Todo eso frena la economía global. El Fondo Monetario Internacional recortó sus expectativas de crecimiento global para este año y 2022 en el equivalente a un billón de dólares en producción perdida. La economía europea, por ejemplo, “aún experimenta dificultades significativas” pese a un descenso en los precios de la energía y corre peligro de caer en recesión, dijo Nathan Sheets, economista global jefe del gigante bancario Citi.
Los precios al consumo subieron un 7,3% en los países más ricos del mundo el año pasado, según el FMI, por encima del 3,9% que había previsto el organismo en enero de 2022, y un 9.9% en los más pobres, en comparación con el 5,9% estimado antes de la invasión.
En Estados Unidos, esa inflación ha obligado a los negocios a ser flexibles.
Stacy Elmore, cofundadora de The Luxury Pergola en Noblesville, Indiana, dijo que el coste de proporcionar seguro médico a ocho trabajadores ha aumentado un 39% en el último año, a 10.000 dólares al mes.

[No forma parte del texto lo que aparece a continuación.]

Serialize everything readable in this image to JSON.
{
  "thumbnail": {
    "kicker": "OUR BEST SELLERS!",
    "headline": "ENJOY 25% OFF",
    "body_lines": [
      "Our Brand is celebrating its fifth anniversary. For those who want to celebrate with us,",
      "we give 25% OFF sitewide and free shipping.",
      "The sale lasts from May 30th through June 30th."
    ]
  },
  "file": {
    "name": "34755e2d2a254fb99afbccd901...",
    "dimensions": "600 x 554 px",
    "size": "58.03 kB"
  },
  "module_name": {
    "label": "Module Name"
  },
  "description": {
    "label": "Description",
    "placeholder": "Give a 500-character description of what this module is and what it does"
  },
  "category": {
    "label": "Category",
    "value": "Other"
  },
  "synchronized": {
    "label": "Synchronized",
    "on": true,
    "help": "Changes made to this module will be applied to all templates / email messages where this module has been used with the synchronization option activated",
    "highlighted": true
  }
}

En un contexto de falta de trabajadores, también ha tenido que aumentar el salario por hora a su principal instalador, de 30 a 34 dólares la hora.
Los consumidores afectados por la inflación comenzaron a ver con reparos el precio de 22.500 dólares por una pérgola de 3 por 4,8 metros (10 por 16 pies) que se vendía a través de comercios. Las ventas se hundieron el año pasado. De modo que Elmore optó por modelos para montar en casa y venderlos directamente a los clientes a un precio mucho más reducido de 12.580 dólares.
“Con tanta inflación, hemos trabajado para ampliar el atractivo de nuestros productos y hacer más fácil que la persona media pueda comprarlos”, dijo Elmore.
En la capital de Indonesia, Yakarta, muchos vendedores callejeros saben que no pueden trasladar los grandes incrementos en el precio de la comida a clientes que ya tenían problemas de efectivo. De modo que algunos reducen las porciones, una práctica conocida como “reduflación”.
“Un kilo de arroz era para ocho porciones (…) pero hacemos 10 porciones”, explicó Mukorni, de 52 años, que dirige un establecimiento de comida y como muchos indonesios sólo utiliza un nombre. Los clientes, dijo, “no vendrán a la tienda” si los precios son demasiado altos.
“Soñamos con la paz”, dijo, “porque después de todo, nadie ganará ni perderá, porque todo el mundo será una víctima”.